An officer performing a Terry stop may not automatically frisk the individual subject to the stop; rather, to do so, the officer must have some articulable suspicion that the subject is "armed and dangerous." Arizona v. Johnson, 555 U.S. 323, 323 (2009). This more specific analysis, requiring the officer to hold a reasonable suspicion that the subject is "armed and dangerous" as opposed to being generally suspicious, allows courts to distinguish between legitimate and illegitimate frisks, the latter of which constitute severe intrusions upon individual liberty. Terry v. Ohio, 392 U.S. 1, 27 (1968).
Again, we begin our analysis by examining the circumstances that Officer Jesberger may have relied upon in deciding to frisk Mr. Williams.
The government asserts that the following facts supported Officer Jesberger's decision to frisk Mr. Williams: the fact that the group, in general, avoided eye contact with the officers and started to move away from the area upon the officers' arrival; the fact that Mr. Williams, in particular, had his hands in his pocket or near his waistband, avoided eye contact, and began to move away from the area; the fact that this all occurred in a high crime area; and the fact that the police were responding to a 911 call reporting weapons.

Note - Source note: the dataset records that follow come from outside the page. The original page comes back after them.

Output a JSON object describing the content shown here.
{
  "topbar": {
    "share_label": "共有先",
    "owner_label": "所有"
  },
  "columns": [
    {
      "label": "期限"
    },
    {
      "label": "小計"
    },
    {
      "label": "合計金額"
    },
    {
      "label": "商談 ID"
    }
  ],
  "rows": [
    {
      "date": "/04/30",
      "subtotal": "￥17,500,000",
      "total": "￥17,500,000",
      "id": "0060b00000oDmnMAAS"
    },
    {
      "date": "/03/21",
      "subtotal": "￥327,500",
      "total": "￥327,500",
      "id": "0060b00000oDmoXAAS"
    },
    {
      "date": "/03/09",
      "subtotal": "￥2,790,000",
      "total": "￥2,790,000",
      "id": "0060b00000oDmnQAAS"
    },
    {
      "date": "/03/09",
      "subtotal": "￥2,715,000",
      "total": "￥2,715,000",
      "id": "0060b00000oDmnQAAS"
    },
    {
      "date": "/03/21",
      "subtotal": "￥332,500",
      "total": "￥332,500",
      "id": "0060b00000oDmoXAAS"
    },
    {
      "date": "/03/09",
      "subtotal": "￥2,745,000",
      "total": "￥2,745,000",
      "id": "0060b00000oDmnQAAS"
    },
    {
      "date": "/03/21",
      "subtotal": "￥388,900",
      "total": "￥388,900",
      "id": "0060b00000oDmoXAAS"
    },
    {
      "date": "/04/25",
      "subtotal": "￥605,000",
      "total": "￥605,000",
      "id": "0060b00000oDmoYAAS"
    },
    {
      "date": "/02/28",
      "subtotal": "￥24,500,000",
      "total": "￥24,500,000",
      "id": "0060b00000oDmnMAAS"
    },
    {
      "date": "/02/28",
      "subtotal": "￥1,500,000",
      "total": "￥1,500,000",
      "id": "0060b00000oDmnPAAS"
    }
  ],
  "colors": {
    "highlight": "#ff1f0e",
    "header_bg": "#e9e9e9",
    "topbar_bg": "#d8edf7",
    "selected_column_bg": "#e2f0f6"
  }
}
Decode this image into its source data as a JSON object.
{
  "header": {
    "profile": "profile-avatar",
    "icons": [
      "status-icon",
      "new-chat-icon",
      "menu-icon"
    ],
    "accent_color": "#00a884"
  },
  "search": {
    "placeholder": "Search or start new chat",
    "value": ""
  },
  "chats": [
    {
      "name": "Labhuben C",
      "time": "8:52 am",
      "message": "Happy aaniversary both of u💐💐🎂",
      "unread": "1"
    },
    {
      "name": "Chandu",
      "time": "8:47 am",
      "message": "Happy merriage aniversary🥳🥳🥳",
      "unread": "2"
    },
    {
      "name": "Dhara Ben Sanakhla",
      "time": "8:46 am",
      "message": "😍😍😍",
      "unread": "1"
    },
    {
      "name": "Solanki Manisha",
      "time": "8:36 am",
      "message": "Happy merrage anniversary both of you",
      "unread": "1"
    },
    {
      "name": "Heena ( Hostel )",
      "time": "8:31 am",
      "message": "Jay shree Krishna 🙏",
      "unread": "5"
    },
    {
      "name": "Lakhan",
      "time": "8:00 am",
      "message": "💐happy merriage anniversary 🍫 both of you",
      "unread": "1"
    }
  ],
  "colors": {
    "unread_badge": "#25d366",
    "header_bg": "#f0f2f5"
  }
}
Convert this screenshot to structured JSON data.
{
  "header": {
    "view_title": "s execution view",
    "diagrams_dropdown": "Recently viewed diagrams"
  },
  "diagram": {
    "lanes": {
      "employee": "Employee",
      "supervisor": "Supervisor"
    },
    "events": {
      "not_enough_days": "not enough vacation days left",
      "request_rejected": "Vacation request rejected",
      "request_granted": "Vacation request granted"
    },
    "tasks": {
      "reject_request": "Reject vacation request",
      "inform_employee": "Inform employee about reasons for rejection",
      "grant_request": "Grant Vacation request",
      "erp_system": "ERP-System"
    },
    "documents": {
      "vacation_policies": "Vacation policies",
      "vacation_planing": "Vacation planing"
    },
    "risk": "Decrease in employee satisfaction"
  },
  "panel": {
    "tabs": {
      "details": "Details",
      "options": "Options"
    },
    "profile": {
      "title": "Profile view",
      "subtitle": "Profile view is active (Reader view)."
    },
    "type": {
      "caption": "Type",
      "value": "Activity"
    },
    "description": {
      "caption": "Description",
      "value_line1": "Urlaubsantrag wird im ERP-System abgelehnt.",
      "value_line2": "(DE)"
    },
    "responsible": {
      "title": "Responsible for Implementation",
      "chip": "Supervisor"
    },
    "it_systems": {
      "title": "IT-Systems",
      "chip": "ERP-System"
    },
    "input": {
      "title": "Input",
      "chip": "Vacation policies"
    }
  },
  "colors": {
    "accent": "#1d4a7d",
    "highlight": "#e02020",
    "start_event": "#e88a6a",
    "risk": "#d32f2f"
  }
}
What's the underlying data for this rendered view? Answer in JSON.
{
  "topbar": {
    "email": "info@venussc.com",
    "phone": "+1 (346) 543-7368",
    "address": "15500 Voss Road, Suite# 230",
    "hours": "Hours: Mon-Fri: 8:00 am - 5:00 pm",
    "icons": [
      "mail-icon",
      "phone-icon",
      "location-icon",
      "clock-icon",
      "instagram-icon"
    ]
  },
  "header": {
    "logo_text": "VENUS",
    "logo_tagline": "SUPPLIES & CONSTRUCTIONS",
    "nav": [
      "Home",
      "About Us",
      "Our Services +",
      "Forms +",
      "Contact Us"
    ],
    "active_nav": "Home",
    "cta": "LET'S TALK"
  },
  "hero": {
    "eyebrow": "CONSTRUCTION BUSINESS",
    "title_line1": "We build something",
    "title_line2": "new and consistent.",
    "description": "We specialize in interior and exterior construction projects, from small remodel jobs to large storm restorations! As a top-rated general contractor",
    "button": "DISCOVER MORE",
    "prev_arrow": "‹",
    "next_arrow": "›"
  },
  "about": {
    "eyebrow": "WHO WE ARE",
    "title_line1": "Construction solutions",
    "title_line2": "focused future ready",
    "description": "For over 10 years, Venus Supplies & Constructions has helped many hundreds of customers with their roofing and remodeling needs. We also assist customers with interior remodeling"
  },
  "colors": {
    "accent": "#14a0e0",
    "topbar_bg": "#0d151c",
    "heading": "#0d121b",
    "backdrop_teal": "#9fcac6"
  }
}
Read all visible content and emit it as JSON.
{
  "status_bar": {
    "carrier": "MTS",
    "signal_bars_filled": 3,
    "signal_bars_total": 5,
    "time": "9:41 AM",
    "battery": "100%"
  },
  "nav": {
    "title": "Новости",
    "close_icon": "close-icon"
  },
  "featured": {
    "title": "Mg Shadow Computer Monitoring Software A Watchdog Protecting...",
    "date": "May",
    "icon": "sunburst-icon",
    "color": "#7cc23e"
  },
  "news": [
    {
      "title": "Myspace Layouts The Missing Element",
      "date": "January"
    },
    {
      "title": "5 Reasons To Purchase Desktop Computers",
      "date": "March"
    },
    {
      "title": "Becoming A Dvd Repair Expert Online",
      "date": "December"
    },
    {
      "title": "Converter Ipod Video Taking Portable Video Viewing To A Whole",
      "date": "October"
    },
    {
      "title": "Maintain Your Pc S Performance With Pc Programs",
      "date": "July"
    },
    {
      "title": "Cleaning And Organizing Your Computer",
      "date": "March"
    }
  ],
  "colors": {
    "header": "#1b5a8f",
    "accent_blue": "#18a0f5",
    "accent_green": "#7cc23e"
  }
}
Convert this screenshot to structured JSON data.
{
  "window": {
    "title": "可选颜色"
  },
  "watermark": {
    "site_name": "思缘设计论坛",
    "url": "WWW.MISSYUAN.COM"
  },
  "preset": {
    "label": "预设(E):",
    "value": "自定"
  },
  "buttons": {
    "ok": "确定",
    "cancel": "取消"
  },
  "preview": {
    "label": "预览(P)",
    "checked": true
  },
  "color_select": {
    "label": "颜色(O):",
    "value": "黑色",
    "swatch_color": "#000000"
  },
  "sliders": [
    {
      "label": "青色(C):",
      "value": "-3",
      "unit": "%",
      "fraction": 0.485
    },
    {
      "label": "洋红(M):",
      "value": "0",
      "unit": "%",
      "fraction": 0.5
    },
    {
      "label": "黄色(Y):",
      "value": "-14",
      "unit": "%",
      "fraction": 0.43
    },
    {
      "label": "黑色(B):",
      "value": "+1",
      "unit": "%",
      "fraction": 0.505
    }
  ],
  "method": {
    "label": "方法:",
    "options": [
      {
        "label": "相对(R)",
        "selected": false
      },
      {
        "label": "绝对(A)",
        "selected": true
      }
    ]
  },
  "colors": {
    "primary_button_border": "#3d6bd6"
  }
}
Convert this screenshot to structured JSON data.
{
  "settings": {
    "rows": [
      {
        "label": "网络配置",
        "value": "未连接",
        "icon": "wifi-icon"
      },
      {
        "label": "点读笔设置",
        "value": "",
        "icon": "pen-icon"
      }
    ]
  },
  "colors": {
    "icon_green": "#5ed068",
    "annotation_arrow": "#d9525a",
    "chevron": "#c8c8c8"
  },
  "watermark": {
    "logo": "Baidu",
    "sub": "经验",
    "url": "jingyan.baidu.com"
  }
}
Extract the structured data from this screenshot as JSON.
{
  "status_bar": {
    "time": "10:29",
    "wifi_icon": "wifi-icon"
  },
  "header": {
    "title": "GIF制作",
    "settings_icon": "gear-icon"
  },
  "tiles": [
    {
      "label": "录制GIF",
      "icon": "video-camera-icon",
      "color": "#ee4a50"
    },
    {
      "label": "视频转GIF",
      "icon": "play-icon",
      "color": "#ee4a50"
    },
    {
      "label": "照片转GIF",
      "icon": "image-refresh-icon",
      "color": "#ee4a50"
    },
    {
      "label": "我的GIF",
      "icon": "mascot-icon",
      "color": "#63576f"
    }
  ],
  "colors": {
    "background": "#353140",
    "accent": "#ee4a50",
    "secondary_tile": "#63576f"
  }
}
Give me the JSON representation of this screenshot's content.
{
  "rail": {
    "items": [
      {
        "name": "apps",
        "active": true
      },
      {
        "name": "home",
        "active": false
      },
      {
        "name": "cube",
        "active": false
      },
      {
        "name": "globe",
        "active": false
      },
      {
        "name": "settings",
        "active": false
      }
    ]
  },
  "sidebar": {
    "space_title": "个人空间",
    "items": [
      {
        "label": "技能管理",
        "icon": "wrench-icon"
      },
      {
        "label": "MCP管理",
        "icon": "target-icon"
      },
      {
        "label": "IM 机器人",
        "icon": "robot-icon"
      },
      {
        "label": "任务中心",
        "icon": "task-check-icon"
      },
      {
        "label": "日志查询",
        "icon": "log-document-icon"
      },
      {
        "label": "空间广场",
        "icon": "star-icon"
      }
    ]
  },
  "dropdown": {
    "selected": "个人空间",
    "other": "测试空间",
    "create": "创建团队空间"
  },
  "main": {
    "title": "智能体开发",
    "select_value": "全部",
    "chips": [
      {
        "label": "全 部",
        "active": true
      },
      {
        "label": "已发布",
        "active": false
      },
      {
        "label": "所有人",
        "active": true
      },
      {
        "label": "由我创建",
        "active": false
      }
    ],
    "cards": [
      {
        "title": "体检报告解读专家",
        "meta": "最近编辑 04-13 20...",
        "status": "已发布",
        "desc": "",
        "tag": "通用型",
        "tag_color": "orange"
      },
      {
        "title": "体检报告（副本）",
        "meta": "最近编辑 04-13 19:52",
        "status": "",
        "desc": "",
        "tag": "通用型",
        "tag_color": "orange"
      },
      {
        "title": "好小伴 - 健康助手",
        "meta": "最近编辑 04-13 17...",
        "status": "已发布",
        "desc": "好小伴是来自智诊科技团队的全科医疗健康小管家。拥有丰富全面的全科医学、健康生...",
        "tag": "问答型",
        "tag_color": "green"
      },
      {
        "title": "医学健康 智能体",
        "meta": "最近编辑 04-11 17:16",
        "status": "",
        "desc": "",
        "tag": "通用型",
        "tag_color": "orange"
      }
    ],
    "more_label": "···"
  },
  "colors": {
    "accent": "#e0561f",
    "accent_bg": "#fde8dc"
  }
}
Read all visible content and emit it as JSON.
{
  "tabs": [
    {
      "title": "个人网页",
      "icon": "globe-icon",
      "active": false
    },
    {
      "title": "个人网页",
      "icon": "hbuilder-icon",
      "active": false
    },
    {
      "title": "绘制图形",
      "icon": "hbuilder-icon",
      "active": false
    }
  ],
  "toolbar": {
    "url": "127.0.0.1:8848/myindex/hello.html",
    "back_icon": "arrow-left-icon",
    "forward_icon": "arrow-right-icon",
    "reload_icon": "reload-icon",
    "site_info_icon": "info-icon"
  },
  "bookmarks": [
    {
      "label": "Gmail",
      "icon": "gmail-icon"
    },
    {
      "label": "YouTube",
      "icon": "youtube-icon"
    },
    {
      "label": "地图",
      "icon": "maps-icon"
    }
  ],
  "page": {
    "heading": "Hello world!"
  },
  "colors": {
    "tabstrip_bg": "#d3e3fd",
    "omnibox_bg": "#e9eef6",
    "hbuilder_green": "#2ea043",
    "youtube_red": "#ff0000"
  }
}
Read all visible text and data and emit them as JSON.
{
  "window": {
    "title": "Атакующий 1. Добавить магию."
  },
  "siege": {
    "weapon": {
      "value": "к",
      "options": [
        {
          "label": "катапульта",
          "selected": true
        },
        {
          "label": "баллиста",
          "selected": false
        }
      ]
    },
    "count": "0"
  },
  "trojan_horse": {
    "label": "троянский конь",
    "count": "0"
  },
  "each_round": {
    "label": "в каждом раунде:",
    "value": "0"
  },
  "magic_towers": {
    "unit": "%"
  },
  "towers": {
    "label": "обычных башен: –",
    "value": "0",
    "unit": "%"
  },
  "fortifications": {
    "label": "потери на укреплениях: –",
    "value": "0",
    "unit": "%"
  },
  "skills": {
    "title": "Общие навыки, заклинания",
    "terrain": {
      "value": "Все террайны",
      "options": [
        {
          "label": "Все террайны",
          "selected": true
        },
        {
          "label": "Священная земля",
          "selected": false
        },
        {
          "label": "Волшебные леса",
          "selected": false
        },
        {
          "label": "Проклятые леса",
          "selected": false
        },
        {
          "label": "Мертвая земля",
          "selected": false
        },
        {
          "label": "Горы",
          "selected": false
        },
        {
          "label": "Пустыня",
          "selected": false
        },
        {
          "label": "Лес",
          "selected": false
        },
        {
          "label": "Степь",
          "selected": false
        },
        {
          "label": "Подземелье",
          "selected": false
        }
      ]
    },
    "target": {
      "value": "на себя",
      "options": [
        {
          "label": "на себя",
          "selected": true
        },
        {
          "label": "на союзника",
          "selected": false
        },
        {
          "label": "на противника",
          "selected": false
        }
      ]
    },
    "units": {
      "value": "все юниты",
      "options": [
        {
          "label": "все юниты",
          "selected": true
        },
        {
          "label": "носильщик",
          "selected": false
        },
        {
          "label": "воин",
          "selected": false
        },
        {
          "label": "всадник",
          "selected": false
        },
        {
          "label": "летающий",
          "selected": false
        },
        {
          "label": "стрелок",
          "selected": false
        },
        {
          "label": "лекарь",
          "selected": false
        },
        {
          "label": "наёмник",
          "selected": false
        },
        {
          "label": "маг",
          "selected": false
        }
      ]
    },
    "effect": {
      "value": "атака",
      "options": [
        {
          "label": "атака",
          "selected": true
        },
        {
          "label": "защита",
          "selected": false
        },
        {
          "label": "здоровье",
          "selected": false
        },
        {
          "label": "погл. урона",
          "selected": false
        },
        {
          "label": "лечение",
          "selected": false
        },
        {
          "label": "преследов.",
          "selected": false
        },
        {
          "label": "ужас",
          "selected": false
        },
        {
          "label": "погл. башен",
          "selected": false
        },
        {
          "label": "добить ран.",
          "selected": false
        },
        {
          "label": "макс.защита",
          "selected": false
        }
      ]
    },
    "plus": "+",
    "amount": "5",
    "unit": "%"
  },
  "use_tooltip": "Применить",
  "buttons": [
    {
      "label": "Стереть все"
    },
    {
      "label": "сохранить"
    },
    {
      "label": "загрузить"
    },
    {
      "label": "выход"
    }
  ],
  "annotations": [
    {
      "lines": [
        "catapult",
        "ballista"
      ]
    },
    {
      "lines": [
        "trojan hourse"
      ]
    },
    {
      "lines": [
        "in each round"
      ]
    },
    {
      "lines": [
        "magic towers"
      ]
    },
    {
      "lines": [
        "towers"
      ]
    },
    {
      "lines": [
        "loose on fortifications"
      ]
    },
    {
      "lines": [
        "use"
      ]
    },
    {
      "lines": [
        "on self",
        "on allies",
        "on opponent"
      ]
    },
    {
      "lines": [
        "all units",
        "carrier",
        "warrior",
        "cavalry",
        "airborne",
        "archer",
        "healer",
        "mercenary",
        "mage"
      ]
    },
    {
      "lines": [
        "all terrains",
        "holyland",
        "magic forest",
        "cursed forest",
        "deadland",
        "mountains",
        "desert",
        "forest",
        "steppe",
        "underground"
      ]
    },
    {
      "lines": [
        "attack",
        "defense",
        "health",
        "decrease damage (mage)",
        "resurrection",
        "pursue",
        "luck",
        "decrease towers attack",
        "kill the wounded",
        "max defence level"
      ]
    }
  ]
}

None of those facts, alone or together, could have supported a reasonable suspicion that Mr. Williams was armed and dangerous.
In sum, the 911 call was vague, circumstances had changed, and therefore we cannot envision that the call support a reasonable belief Mr. Williams was armed and dangerous.
Indeed, similar facts could support a search of practically anyone who happens to be near a high-crime area at night when police are called. That is the very evil that the Terry court was concerned with unleashing, and the reason that the Terry court restrained the ability to frisk.
For all of these reasons, we hold that Officer Jesberger lacked a reasonable suspicion to conduct a frisk of Mr. Williams at the time the frisk began, in violation of Mr. Williams' Fourth Amendment rights. Accordingly, we must REVERSE the denial of Mr. Williams' motion to suppress, VACATE his judgment of conviction, and REMAND this matter with instructions to the district judge to grant his suppression motion and for additional proceedings consistent with this decision.